Activation of SREBP in Alveolar Type II Cells Enhances Lipogenesis Causing Pulmonary Lipotoxicity. Mus musculus

Background: Lung function is dependent upon the precise regulation of the synthesis, storage, and catabolism of tissue and alveolar lipids. Results: Activation of SREBP (Sterol Response Element Binding Protein) induced lipogenesis in alveolar epithelial cells, causing neutral lipid accumulation, lung inflammation, and tissue remodeling. Conclusions: The accumulation of neutral lipids in type II epithelial cells and alveolar macrophages caused lung inflammation, consistent with findings in lipid storage disorders. Significance: Pulmonary lipotoxicity may contribute to the pathogenesis of lung dysfunction associated with diabetes, obesity, and other metabolic disorders. Overall design: Genome-wide transcription profiling comparison between doxycycline-exposed SFTPC-rtTAWT/Tg/(tetO)7CMV-CreWT/Tg/Insig1flox/flox/Insig2-/- mice (i.e., Insig1/2∆/∆ ) and Insig1flox/flox/Insig2-/- . Three independent pooled RNA from isolated lung type 2 cells of each genotype were used.
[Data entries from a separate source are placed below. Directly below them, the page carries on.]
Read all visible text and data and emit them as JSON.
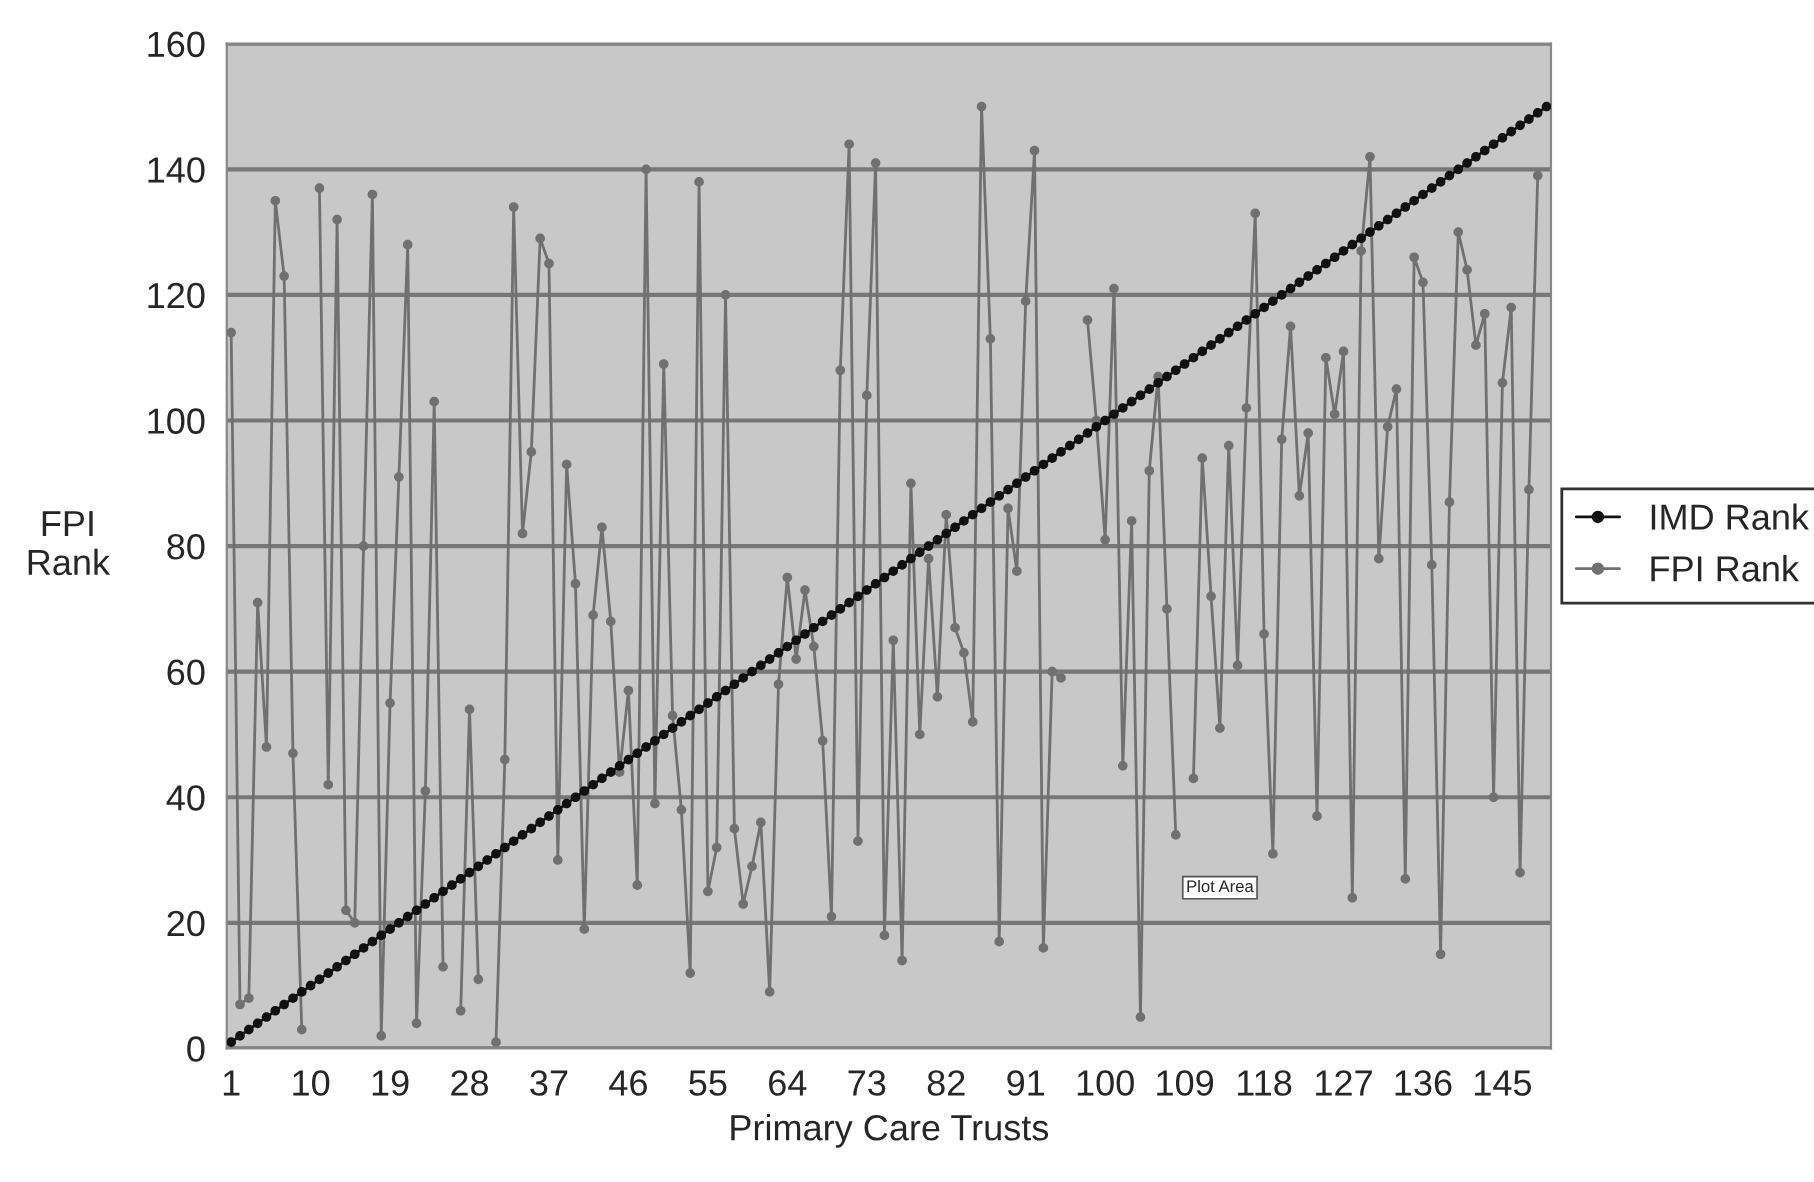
{
  "chart_data": {
    "type": "line",
    "xlabel": "Primary Care Trusts",
    "ylabel": "FPI\nRank",
    "categories": [
      "1",
      null,
      null,
      null,
      null,
      null,
      null,
      null,
      null,
      "10",
      null,
      null,
      null,
      null,
      null,
      null,
      null,
      null,
      "19",
      null,
      null,
      null,
      null,
      null,
      null,
      null,
      null,
      "28",
      null,
      null,
      null,
      null,
      null,
      null,
      null,
      null,
      "37",
      null,
      null,
      null,
      null,
      null,
      null,
      null,
      null,
      "46",
      null,
      null,
      null,
      null,
      null,
      null,
      null,
      null,
      "55",
      null,
      null,
      null,
      null,
      null,
      null,
      null,
      null,
      "64",
      null,
      null,
      null,
      null,
      null,
      null,
      null,
      null,
      "73",
      null,
      null,
      null,
      null,
      null,
      null,
      null,
      null,
      "82",
      null,
      null,
      null,
      null,
      null,
      null,
      null,
      null,
      "91",
      null,
      null,
      null,
      null,
      null,
      null,
      null,
      null,
      "100",
      null,
      null,
      null,
      null,
      null,
      null,
      null,
      null,
      "109",
      null,
      null,
      null,
      null,
      null,
      null,
      null,
      null,
      "118",
      null,
      null,
      null,
      null,
      null,
      null,
      null,
      null,
      "127",
      null,
      null,
      null,
      null,
      null,
      null,
      null,
      null,
      "136",
      null,
      null,
      null,
      null,
      null,
      null,
      null,
      null,
      "145",
      null,
      null,
      null,
      null,
      null
    ],
    "series": [
      {
        "name": "IMD Rank",
        "color": "#111111",
        "values": [
          1,
          2,
          3,
          4,
          5,
          6,
          7,
          8,
          9,
          10,
          11,
          12,
          13,
          14,
          15,
          16,
          17,
          18,
          19,
          20,
          21,
          22,
          23,
          24,
          25,
          26,
          27,
          28,
          29,
          30,
          31,
          32,
          33,
          34,
          35,
          36,
          37,
          38,
          39,
          40,
          41,
          42,
          43,
          44,
          45,
          46,
          47,
          48,
          49,
          50,
          51,
          52,
          53,
          54,
          55,
          56,
          57,
          58,
          59,
          60,
          61,
          62,
          63,
          64,
          65,
          66,
          67,
          68,
          69,
          70,
          71,
          72,
          73,
          74,
          75,
          76,
          77,
          78,
          79,
          80,
          81,
          82,
          83,
          84,
          85,
          86,
          87,
          88,
          89,
          90,
          91,
          92,
          93,
          94,
          95,
          96,
          97,
          98,
          99,
          100,
          101,
          102,
          103,
          104,
          105,
          106,
          107,
          108,
          109,
          110,
          111,
          112,
          113,
          114,
          115,
          116,
          117,
          118,
          119,
          120,
          121,
          122,
          123,
          124,
          125,
          126,
          127,
          128,
          129,
          130,
          131,
          132,
          133,
          134,
          135,
          136,
          137,
          138,
          139,
          140,
          141,
          142,
          143,
          144,
          145,
          146,
          147,
          148,
          149,
          150
        ]
      },
      {
        "name": "FPI Rank",
        "color": "#707070",
        "values": [
          114,
          7,
          8,
          71,
          48,
          135,
          123,
          47,
          3,
          null,
          137,
          42,
          132,
          22,
          20,
          80,
          136,
          2,
          55,
          91,
          128,
          4,
          41,
          103,
          13,
          null,
          6,
          54,
          11,
          null,
          1,
          46,
          134,
          82,
          95,
          129,
          125,
          30,
          93,
          74,
          19,
          69,
          83,
          68,
          44,
          57,
          26,
          140,
          39,
          109,
          53,
          38,
          12,
          138,
          25,
          32,
          120,
          35,
          23,
          29,
          36,
          9,
          58,
          75,
          62,
          73,
          64,
          49,
          21,
          108,
          144,
          33,
          104,
          141,
          18,
          65,
          14,
          90,
          50,
          78,
          56,
          85,
          67,
          63,
          52,
          150,
          113,
          17,
          86,
          76,
          119,
          143,
          16,
          60,
          59,
          null,
          null,
          116,
          100,
          81,
          121,
          45,
          84,
          5,
          92,
          107,
          70,
          34,
          null,
          43,
          94,
          72,
          51,
          96,
          61,
          102,
          133,
          66,
          31,
          97,
          115,
          88,
          98,
          37,
          110,
          101,
          111,
          24,
          127,
          142,
          78,
          99,
          105,
          27,
          126,
          122,
          77,
          15,
          87,
          130,
          124,
          112,
          117,
          40,
          106,
          118,
          28,
          89,
          139,
          null
        ]
      }
    ],
    "ylim": [
      0,
      160
    ],
    "yticks": [
      0,
      20,
      40,
      60,
      80,
      100,
      120,
      140,
      160
    ],
    "grid": "y",
    "legend": "right",
    "marker": "circle",
    "line_style": "solid",
    "annotations": [
      "Plot Area"
    ]
  }
}
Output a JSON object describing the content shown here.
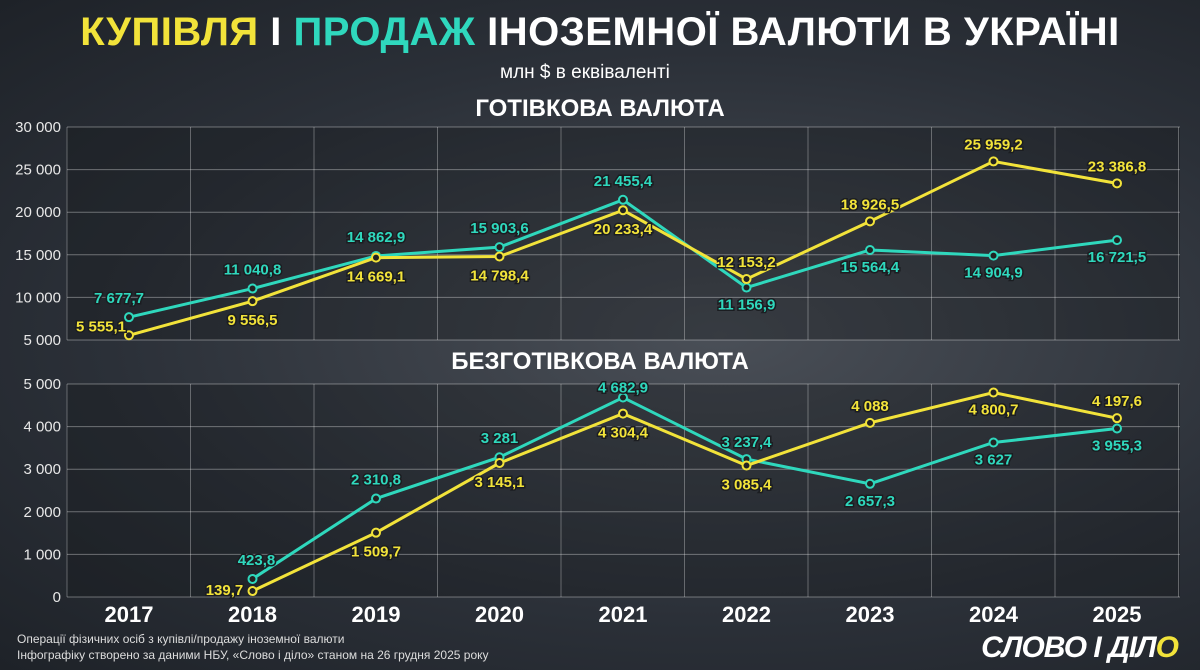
{
  "title": {
    "part1": "КУПІВЛЯ",
    "part2": " І ",
    "part3": "ПРОДАЖ",
    "part4": " ІНОЗЕМНОЇ ВАЛЮТИ В УКРАЇНІ"
  },
  "subtitle": "млн $ в еквіваленті",
  "footer": {
    "line1": "Операції фізичних осіб з купівлі/продажу іноземної валюти",
    "line2": "Інфографіку створено за даними НБУ, «Слово і діло» станом на 26 грудня 2025 року"
  },
  "logo": "СЛОВО І ДІЛО",
  "colors": {
    "buy": "#f2e33a",
    "sell": "#2fd8bd"
  },
  "chart_data": [
    {
      "type": "line",
      "title": "ГОТІВКОВА ВАЛЮТА",
      "categories": [
        "2017",
        "2018",
        "2019",
        "2020",
        "2021",
        "2022",
        "2023",
        "2024",
        "2025"
      ],
      "ylim": [
        5000,
        30000
      ],
      "yticks": [
        "5 000",
        "10 000",
        "15 000",
        "20 000",
        "25 000",
        "30 000"
      ],
      "grid": true,
      "series": [
        {
          "key": "sell",
          "values": [
            7677.7,
            11040.8,
            14862.9,
            15903.6,
            21455.4,
            11156.9,
            15564.4,
            14904.9,
            16721.5
          ],
          "labels": [
            "7 677,7",
            "11 040,8",
            "14 862,9",
            "15 903,6",
            "21 455,4",
            "11 156,9",
            "15 564,4",
            "14 904,9",
            "16 721,5"
          ]
        },
        {
          "key": "buy",
          "values": [
            5555.1,
            9556.5,
            14669.1,
            14798.4,
            20233.4,
            12153.2,
            18926.5,
            25959.2,
            23386.8
          ],
          "labels": [
            "5 555,1",
            "9 556,5",
            "14 669,1",
            "14 798,4",
            "20 233,4",
            "12 153,2",
            "18 926,5",
            "25 959,2",
            "23 386,8"
          ]
        }
      ]
    },
    {
      "type": "line",
      "title": "БЕЗГОТІВКОВА ВАЛЮТА",
      "categories": [
        "2017",
        "2018",
        "2019",
        "2020",
        "2021",
        "2022",
        "2023",
        "2024",
        "2025"
      ],
      "ylim": [
        0,
        5000
      ],
      "yticks": [
        "0",
        "1 000",
        "2 000",
        "3 000",
        "4 000",
        "5 000"
      ],
      "grid": true,
      "series": [
        {
          "key": "sell",
          "values": [
            null,
            423.8,
            2310.8,
            3281,
            4682.9,
            3237.4,
            2657.3,
            3627,
            3955.3
          ],
          "labels": [
            "",
            "423,8",
            "2 310,8",
            "3 281",
            "4 682,9",
            "3 237,4",
            "2 657,3",
            "3 627",
            "3 955,3"
          ]
        },
        {
          "key": "buy",
          "values": [
            null,
            139.7,
            1509.7,
            3145.1,
            4304.4,
            3085.4,
            4088,
            4800.7,
            4197.6
          ],
          "labels": [
            "",
            "139,7",
            "1 509,7",
            "3 145,1",
            "4 304,4",
            "3 085,4",
            "4 088",
            "4 800,7",
            "4 197,6"
          ]
        }
      ]
    }
  ]
}
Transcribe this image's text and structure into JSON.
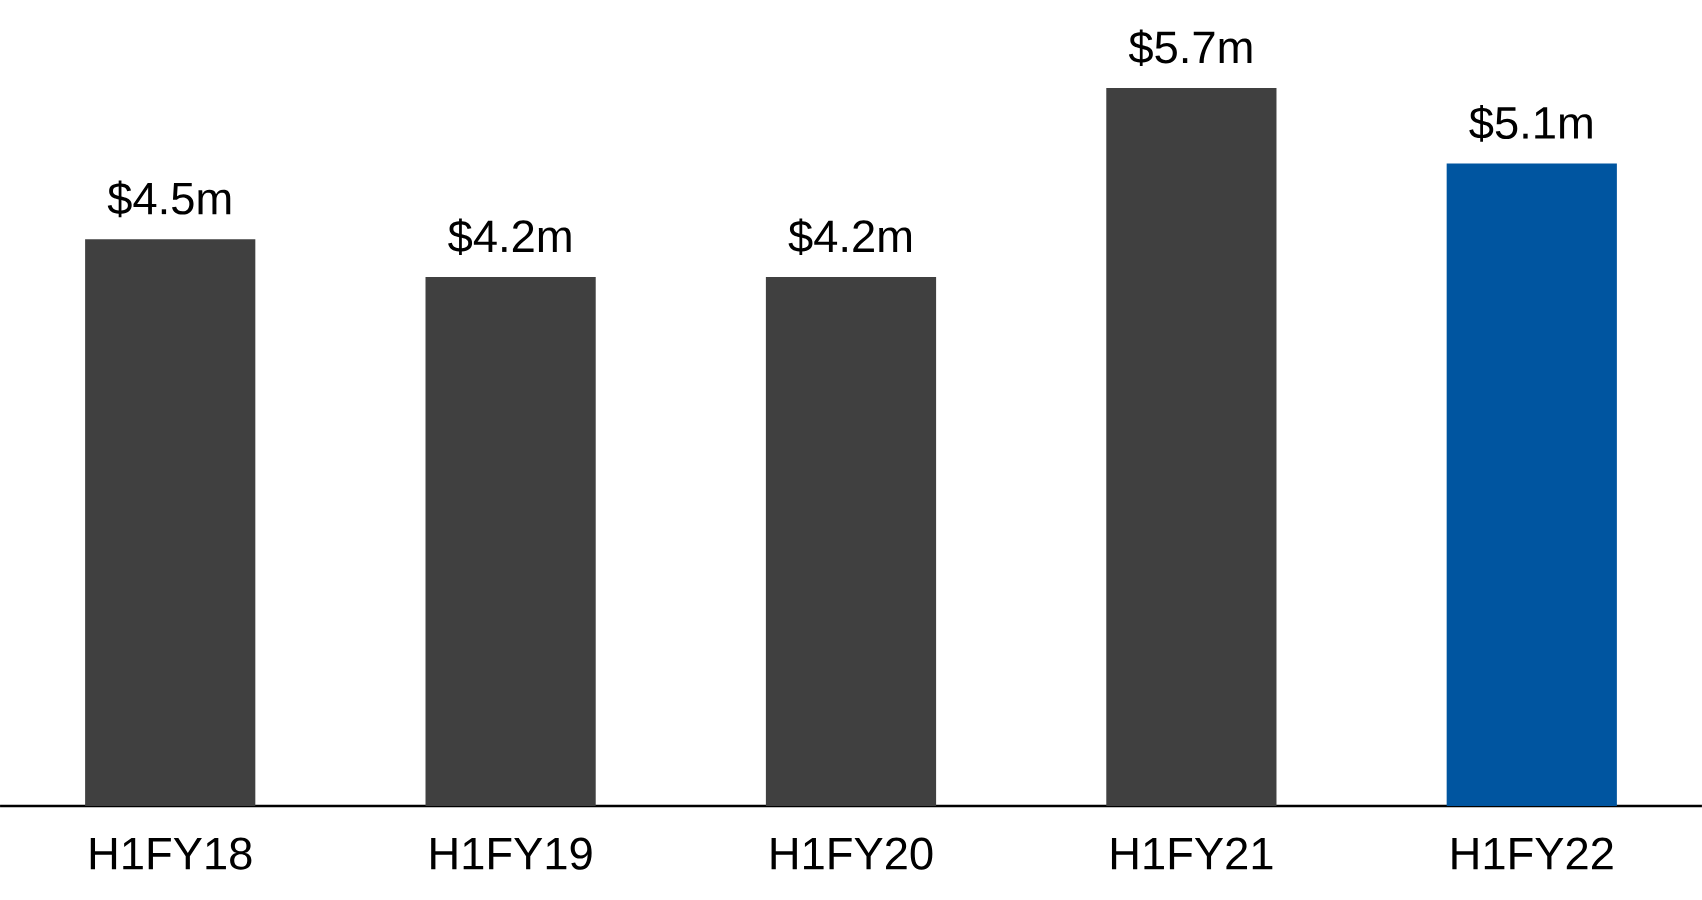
{
  "chart_data": {
    "type": "bar",
    "categories": [
      "H1FY18",
      "H1FY19",
      "H1FY20",
      "H1FY21",
      "H1FY22"
    ],
    "values": [
      4.5,
      4.2,
      4.2,
      5.7,
      5.1
    ],
    "colors": [
      "#404040",
      "#404040",
      "#404040",
      "#404040",
      "#0055a0"
    ],
    "value_labels": [
      "$4.5m",
      "$4.2m",
      "$4.2m",
      "$5.7m",
      "$5.1m"
    ]
  }
}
研究背景：肺功能的正常行使依赖于组织与肺泡脂质的合成、储存及分解代谢的精准调控。研究结果：固醇反应元件结合蛋白（Sterol Response Element Binding Protein, SREBP）的激活可诱导肺泡上皮细胞发生脂肪生成，进而引发中性脂质蓄积、肺部炎症及组织重构。研究结论：II型上皮细胞与肺泡巨噬细胞内的中性脂质蓄积可引发肺部炎症，该结果与脂质贮积症中的相关发现一致。研究意义：肺部脂毒性可能参与了糖尿病、肥胖及其他代谢紊乱相关肺功能异常的发病机制。整体实验设计：对经多西环素（doxycycline）处理的SFTPC-rtTAWT/Tg/(tetO)7CMV-CreWT/Tg/Insig1flox/flox/Insig2-/- 小鼠（即Insig1/2Δ/Δ）与Insig1flox/flox/Insig2-/- 小鼠开展全基因组转录谱比较分析。本实验使用了分离自各基因型小鼠肺II型细胞的三份独立混合RNA样本。